Banks are not charities. They have shareholders and investors to satisfy. They incur massive costs and risks from regulations that force difficult choices as to which markets and segments to support (international remittances, for example).
Near-bank providers, such as building societies, peer-to-peer loan providers, Authorised Payments Institutions and credit unions could fill some of these gaps, especially where they have a lower cost base and different business models than the traditional banks.
In the UK, Credit Unions are often perceived as providers of basic banking services to the relatively less well off.
According to WOCCredit Union, Credit Unions have a mere 2.5% market share in the UK. Contrast that with the USA, where 45% of the financial market is served by Credit Unions. In a Q3 2012 US survey conducted by Aite Group, 20% of US consumers with a checking account indicated a credit union was their primary financial institution.
Equally other markets have a very successful Credit Union sector, such as New Zealand where the local Association of Credit Unions claims to be the sixth largest financial transactor by volume, and provides a 24/7 real-time continuum of core banking and payments processing services so its members can pick and choose the solutions they require.
There are several areas where these, and other ‘alternative’ providers of finance might be well placed to help with is financial inclusion.
First, a forthcoming EC Directive on Financial Access seeks to make it a right for EU citizens to be able to get a payments account, if they want one.
There are 58 million EU citizens who don’t have payments accounts, about 1 in 7 adults. Although many high street banks offer basic banking services, it’s not something they promote heavily, but two a thumbs up from moneysavingexpert.com: Barclays Cash Card and the Co-op Cash Minder.
Second, another opportunity will come with the launch of Universal Credit in October, although this does have some issues.
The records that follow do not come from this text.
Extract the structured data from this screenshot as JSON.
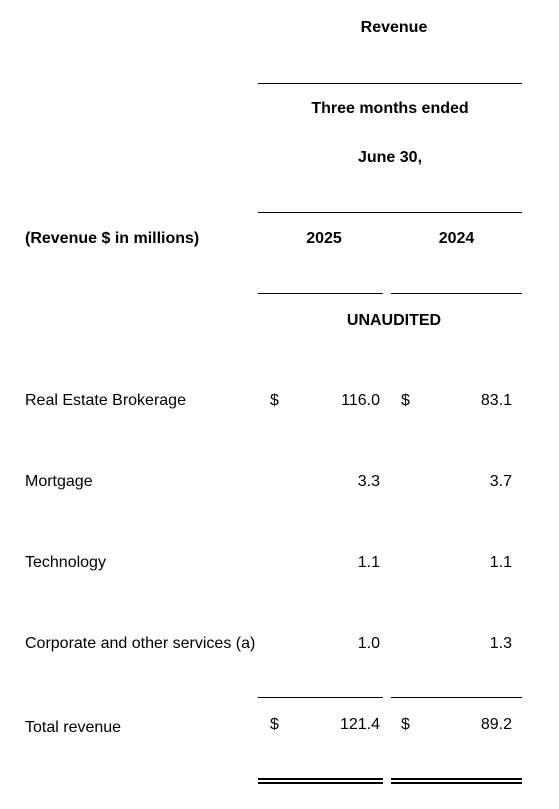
{
  "header": {
    "title": "Revenue",
    "period_line1": "Three months ended",
    "period_line2": "June 30,",
    "label_column": "(Revenue $ in millions)",
    "year_current": "2025",
    "year_prior": "2024",
    "audit_status": "UNAUDITED"
  },
  "rows": [
    {
      "label": "Real Estate Brokerage",
      "currency_current": "$",
      "value_current": "116.0",
      "currency_prior": "$",
      "value_prior": "83.1"
    },
    {
      "label": "Mortgage",
      "currency_current": "",
      "value_current": "3.3",
      "currency_prior": "",
      "value_prior": "3.7"
    },
    {
      "label": "Technology",
      "currency_current": "",
      "value_current": "1.1",
      "currency_prior": "",
      "value_prior": "1.1"
    },
    {
      "label": "Corporate and other services (a)",
      "currency_current": "",
      "value_current": "1.0",
      "currency_prior": "",
      "value_prior": "1.3"
    }
  ],
  "total": {
    "label": "Total revenue",
    "currency_current": "$",
    "value_current": "121.4",
    "currency_prior": "$",
    "value_prior": "89.2"
  }
}
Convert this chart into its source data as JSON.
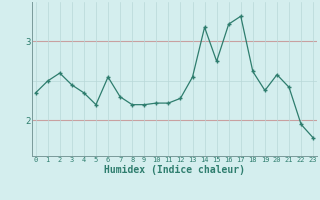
{
  "x": [
    0,
    1,
    2,
    3,
    4,
    5,
    6,
    7,
    8,
    9,
    10,
    11,
    12,
    13,
    14,
    15,
    16,
    17,
    18,
    19,
    20,
    21,
    22,
    23
  ],
  "y": [
    2.35,
    2.5,
    2.6,
    2.45,
    2.35,
    2.2,
    2.55,
    2.3,
    2.2,
    2.2,
    2.22,
    2.22,
    2.28,
    2.55,
    3.18,
    2.75,
    3.22,
    3.32,
    2.62,
    2.38,
    2.58,
    2.42,
    1.95,
    1.78
  ],
  "line_color": "#2e7d6e",
  "marker": "+",
  "marker_size": 3.5,
  "bg_color": "#d4eeee",
  "grid_color_major": "#c8a0a0",
  "grid_color_minor": "#b8d8d8",
  "xlabel": "Humidex (Indice chaleur)",
  "xlabel_fontsize": 7,
  "ytick_labels": [
    "2",
    "3"
  ],
  "ytick_positions": [
    2,
    3
  ],
  "ylim": [
    1.55,
    3.5
  ],
  "xlim": [
    -0.3,
    23.3
  ],
  "figwidth": 3.2,
  "figheight": 2.0,
  "dpi": 100
}
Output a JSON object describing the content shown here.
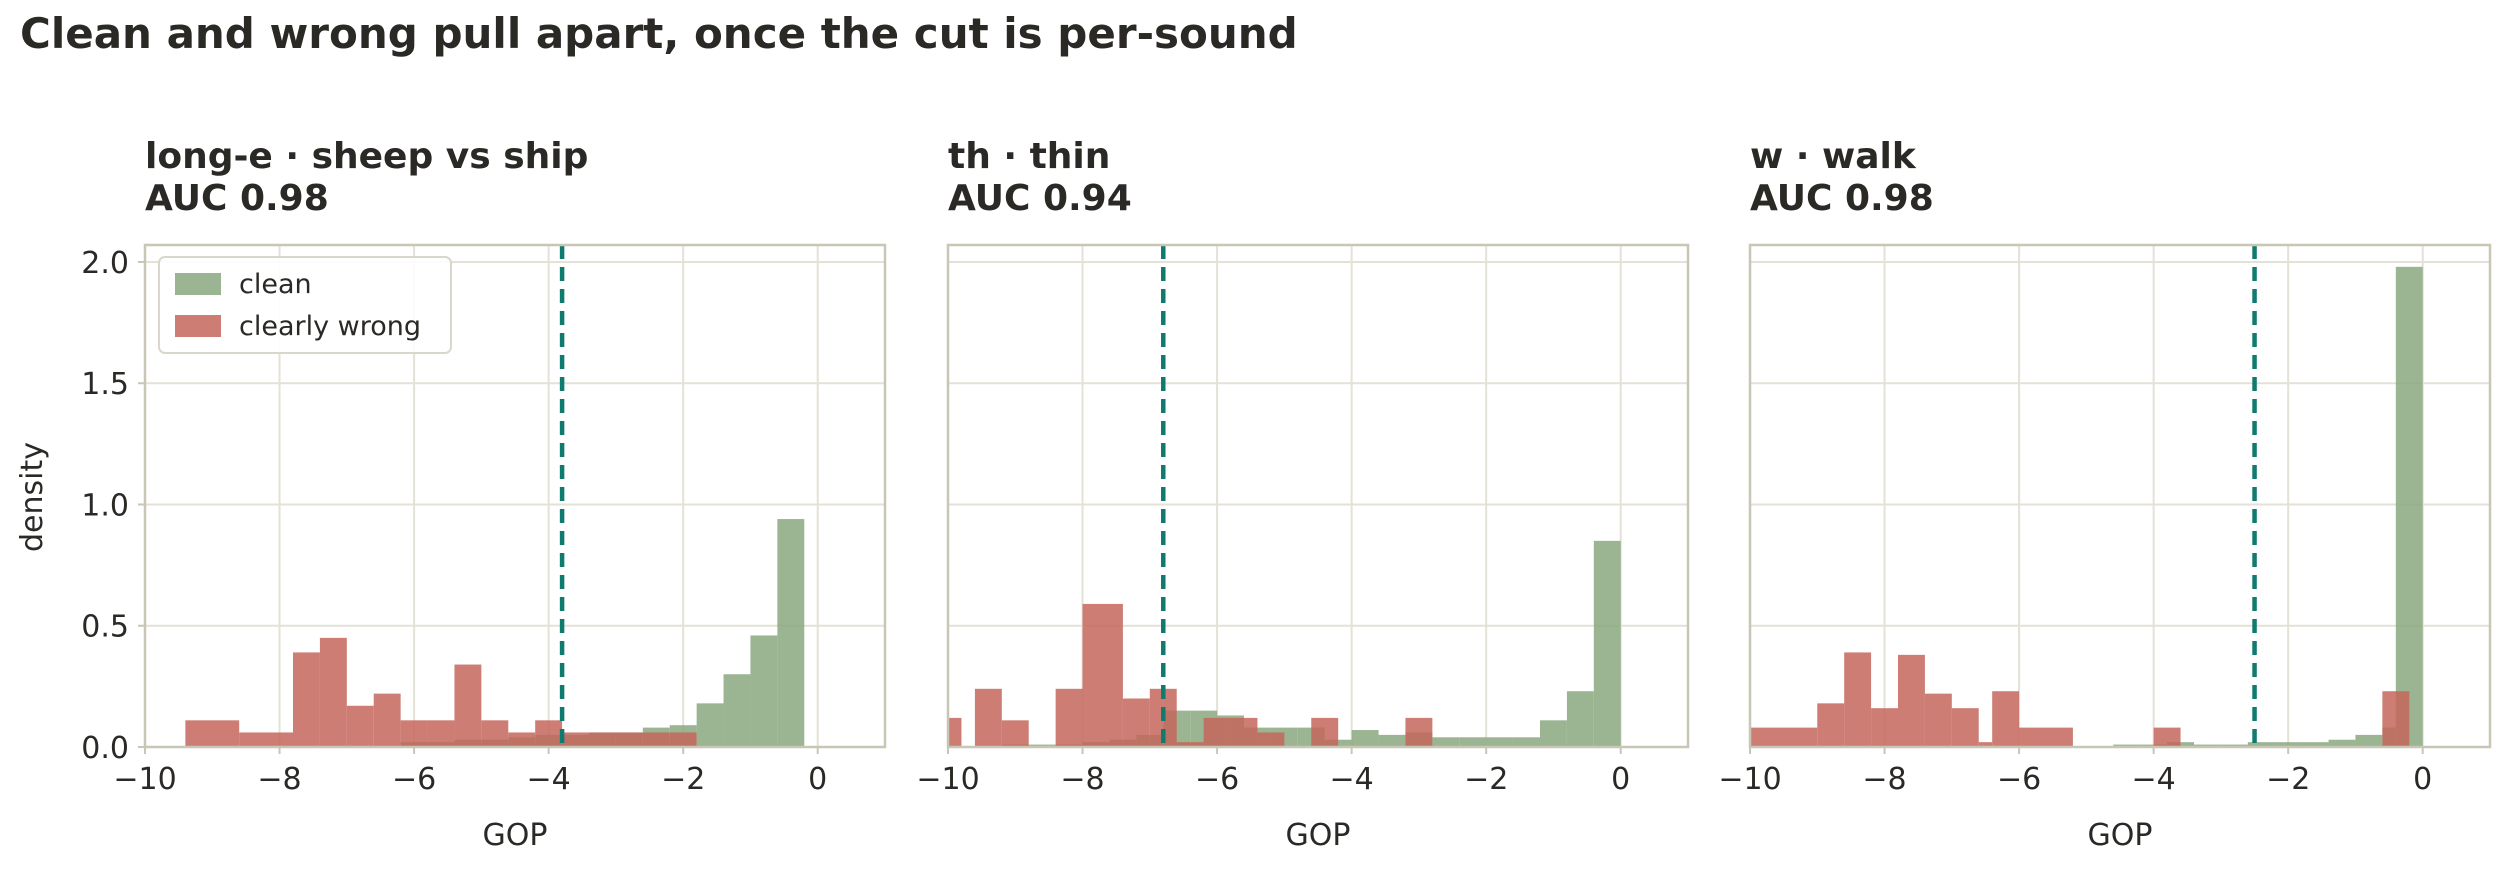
{
  "suptitle": "Clean and wrong pull apart, once the cut is per-sound",
  "colors": {
    "clean": "#8aa87f",
    "wrong": "#c4665c",
    "threshold": "#0f7a6e",
    "grid": "#e4e1d6",
    "frame": "#c8c6b4",
    "text": "#2b2926"
  },
  "chart_data": [
    {
      "type": "bar",
      "title": "long-e  ·  sheep vs ship",
      "subtitle": "AUC 0.98",
      "xlabel": "GOP",
      "ylabel": "density",
      "xlim": [
        -10,
        1
      ],
      "ylim": [
        0,
        2.07
      ],
      "xticks": [
        "−10",
        "−8",
        "−6",
        "−4",
        "−2",
        "0"
      ],
      "yticks": [
        "0.0",
        "0.5",
        "1.0",
        "1.5",
        "2.0"
      ],
      "threshold": -3.8,
      "grid": true,
      "legend": {
        "position": "top-left",
        "entries": [
          "clean",
          "clearly wrong"
        ]
      },
      "series": [
        {
          "name": "clean",
          "bins": [
            [
              -6.2,
              -5.8,
              0.02
            ],
            [
              -5.8,
              -5.4,
              0.02
            ],
            [
              -5.4,
              -5.0,
              0.03
            ],
            [
              -5.0,
              -4.6,
              0.03
            ],
            [
              -4.6,
              -4.2,
              0.04
            ],
            [
              -4.2,
              -3.8,
              0.05
            ],
            [
              -3.8,
              -3.4,
              0.05
            ],
            [
              -3.4,
              -3.0,
              0.06
            ],
            [
              -3.0,
              -2.6,
              0.06
            ],
            [
              -2.6,
              -2.2,
              0.08
            ],
            [
              -2.2,
              -1.8,
              0.09
            ],
            [
              -1.8,
              -1.4,
              0.18
            ],
            [
              -1.4,
              -1.0,
              0.3
            ],
            [
              -1.0,
              -0.6,
              0.46
            ],
            [
              -0.6,
              -0.2,
              0.94
            ]
          ]
        },
        {
          "name": "clearly wrong",
          "bins": [
            [
              -9.4,
              -8.6,
              0.11
            ],
            [
              -8.6,
              -7.8,
              0.06
            ],
            [
              -7.8,
              -7.4,
              0.39
            ],
            [
              -7.4,
              -7.0,
              0.45
            ],
            [
              -7.0,
              -6.6,
              0.17
            ],
            [
              -6.6,
              -6.2,
              0.22
            ],
            [
              -6.2,
              -5.8,
              0.11
            ],
            [
              -5.8,
              -5.4,
              0.11
            ],
            [
              -5.4,
              -5.0,
              0.34
            ],
            [
              -5.0,
              -4.6,
              0.11
            ],
            [
              -4.6,
              -4.2,
              0.06
            ],
            [
              -4.2,
              -3.8,
              0.11
            ],
            [
              -3.8,
              -3.4,
              0.06
            ],
            [
              -3.4,
              -3.0,
              0.06
            ],
            [
              -3.0,
              -2.6,
              0.06
            ],
            [
              -2.6,
              -2.2,
              0.06
            ],
            [
              -2.2,
              -1.8,
              0.06
            ]
          ]
        }
      ]
    },
    {
      "type": "bar",
      "title": "th  ·  thin",
      "subtitle": "AUC 0.94",
      "xlabel": "GOP",
      "xlim": [
        -10,
        1
      ],
      "ylim": [
        0,
        2.07
      ],
      "xticks": [
        "−10",
        "−8",
        "−6",
        "−4",
        "−2",
        "0"
      ],
      "threshold": -6.8,
      "grid": true,
      "series": [
        {
          "name": "clean",
          "bins": [
            [
              -9.2,
              -8.8,
              0.01
            ],
            [
              -8.8,
              -8.4,
              0.01
            ],
            [
              -8.4,
              -8.0,
              0.01
            ],
            [
              -8.0,
              -7.6,
              0.02
            ],
            [
              -7.6,
              -7.2,
              0.03
            ],
            [
              -7.2,
              -6.8,
              0.05
            ],
            [
              -6.8,
              -6.4,
              0.15
            ],
            [
              -6.4,
              -6.0,
              0.15
            ],
            [
              -6.0,
              -5.6,
              0.13
            ],
            [
              -5.6,
              -5.2,
              0.08
            ],
            [
              -5.2,
              -4.8,
              0.08
            ],
            [
              -4.8,
              -4.4,
              0.08
            ],
            [
              -4.4,
              -4.0,
              0.03
            ],
            [
              -4.0,
              -3.6,
              0.07
            ],
            [
              -3.6,
              -3.2,
              0.05
            ],
            [
              -3.2,
              -2.8,
              0.06
            ],
            [
              -2.8,
              -2.4,
              0.04
            ],
            [
              -2.4,
              -2.0,
              0.04
            ],
            [
              -2.0,
              -1.6,
              0.04
            ],
            [
              -1.6,
              -1.2,
              0.04
            ],
            [
              -1.2,
              -0.8,
              0.11
            ],
            [
              -0.8,
              -0.4,
              0.23
            ],
            [
              -0.4,
              0.0,
              0.85
            ]
          ]
        },
        {
          "name": "clearly wrong",
          "bins": [
            [
              -10.0,
              -9.8,
              0.12
            ],
            [
              -9.6,
              -9.2,
              0.24
            ],
            [
              -9.2,
              -8.8,
              0.11
            ],
            [
              -8.4,
              -8.0,
              0.24
            ],
            [
              -8.0,
              -7.4,
              0.59
            ],
            [
              -7.4,
              -7.0,
              0.2
            ],
            [
              -7.0,
              -6.6,
              0.24
            ],
            [
              -6.6,
              -6.2,
              0.02
            ],
            [
              -6.2,
              -5.8,
              0.12
            ],
            [
              -5.8,
              -5.4,
              0.12
            ],
            [
              -5.4,
              -5.0,
              0.06
            ],
            [
              -4.6,
              -4.2,
              0.12
            ],
            [
              -3.2,
              -2.8,
              0.12
            ]
          ]
        }
      ]
    },
    {
      "type": "bar",
      "title": "w  ·  walk",
      "subtitle": "AUC 0.98",
      "xlabel": "GOP",
      "xlim": [
        -10,
        1
      ],
      "ylim": [
        0,
        2.07
      ],
      "xticks": [
        "−10",
        "−8",
        "−6",
        "−4",
        "−2",
        "0"
      ],
      "threshold": -2.5,
      "grid": true,
      "series": [
        {
          "name": "clean",
          "bins": [
            [
              -4.6,
              -4.2,
              0.01
            ],
            [
              -4.2,
              -3.8,
              0.01
            ],
            [
              -3.8,
              -3.4,
              0.02
            ],
            [
              -3.4,
              -3.0,
              0.01
            ],
            [
              -3.0,
              -2.6,
              0.01
            ],
            [
              -2.6,
              -2.2,
              0.02
            ],
            [
              -2.2,
              -1.8,
              0.02
            ],
            [
              -1.8,
              -1.4,
              0.02
            ],
            [
              -1.4,
              -1.0,
              0.03
            ],
            [
              -1.0,
              -0.6,
              0.05
            ],
            [
              -0.6,
              -0.4,
              0.08
            ],
            [
              -0.4,
              0.0,
              1.98
            ]
          ]
        },
        {
          "name": "clearly wrong",
          "bins": [
            [
              -10.0,
              -9.0,
              0.08
            ],
            [
              -9.0,
              -8.6,
              0.18
            ],
            [
              -8.6,
              -8.2,
              0.39
            ],
            [
              -8.2,
              -7.8,
              0.16
            ],
            [
              -7.8,
              -7.4,
              0.38
            ],
            [
              -7.4,
              -7.0,
              0.22
            ],
            [
              -7.0,
              -6.6,
              0.16
            ],
            [
              -6.6,
              -6.4,
              0.02
            ],
            [
              -6.4,
              -6.0,
              0.23
            ],
            [
              -6.0,
              -5.2,
              0.08
            ],
            [
              -4.0,
              -3.6,
              0.08
            ],
            [
              -0.6,
              -0.2,
              0.23
            ]
          ]
        }
      ]
    }
  ]
}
According to Citizen’s Advice, a UK charity, 90% of the people targeted by the government to e beneficiaries of the scheme think they will be unable to cope in some way. This is because the scheme is not set up to be that flexible, for example beneficiaries will be paid monthly instead of fortnightly. There are also concerns that beneficiaries may turn to short-term lenders in order to avoid being penalised for a failed direct debit, which is both costly and damaging to their credit history.
And third, the UK’s account switching programme will enable consumers to switch accounts not only between banks , demand for which is very low, but also to alternative providers, such as the Credit Unions.
The challenge here is that these institutions are poorly placed to help, with only 22 UK Credit Unions offering a functional transactional account. In fact, most run on a shoestring.
By way of example Sheila Bersin MBE, the powerhouse force behind the Halewood Community Credit Union, travelled to a recent event in London at her own cost – there are no expense budgets, let alone bonuses - in order to lobby for a share of the £38 million being offered by the government to assist alternative financial providers. Funds her Union desperately require if they are to automate their operations.
Without automation, credit unions can’t appeal to a broader customer base; without a broader base, they can’t amortise fixed costs; and if they are forced to run at high cost, they will always be condemned to serving only those parts of society that banks don’t want to reach.
Is the £1.5 billion well spent in disassembling the unbroken parts of the big banks?
Or would the underlying problem be better addressed by encouraging more competition?
Perhaps if a little more were directed to helping the subscale credit unions, building societies, e-money issuers, authorised payments institutions, and challenger banks, we might get more innovation, more choice, and less systemic risk.
Oh yes, and more challengers to the banks, which is supposedly what the government really wants.
Again, a space to be watched and tracked, and one where all constituencies – society, the church, the government and the institutions themselves – will all be hoping achieves the right outcomes.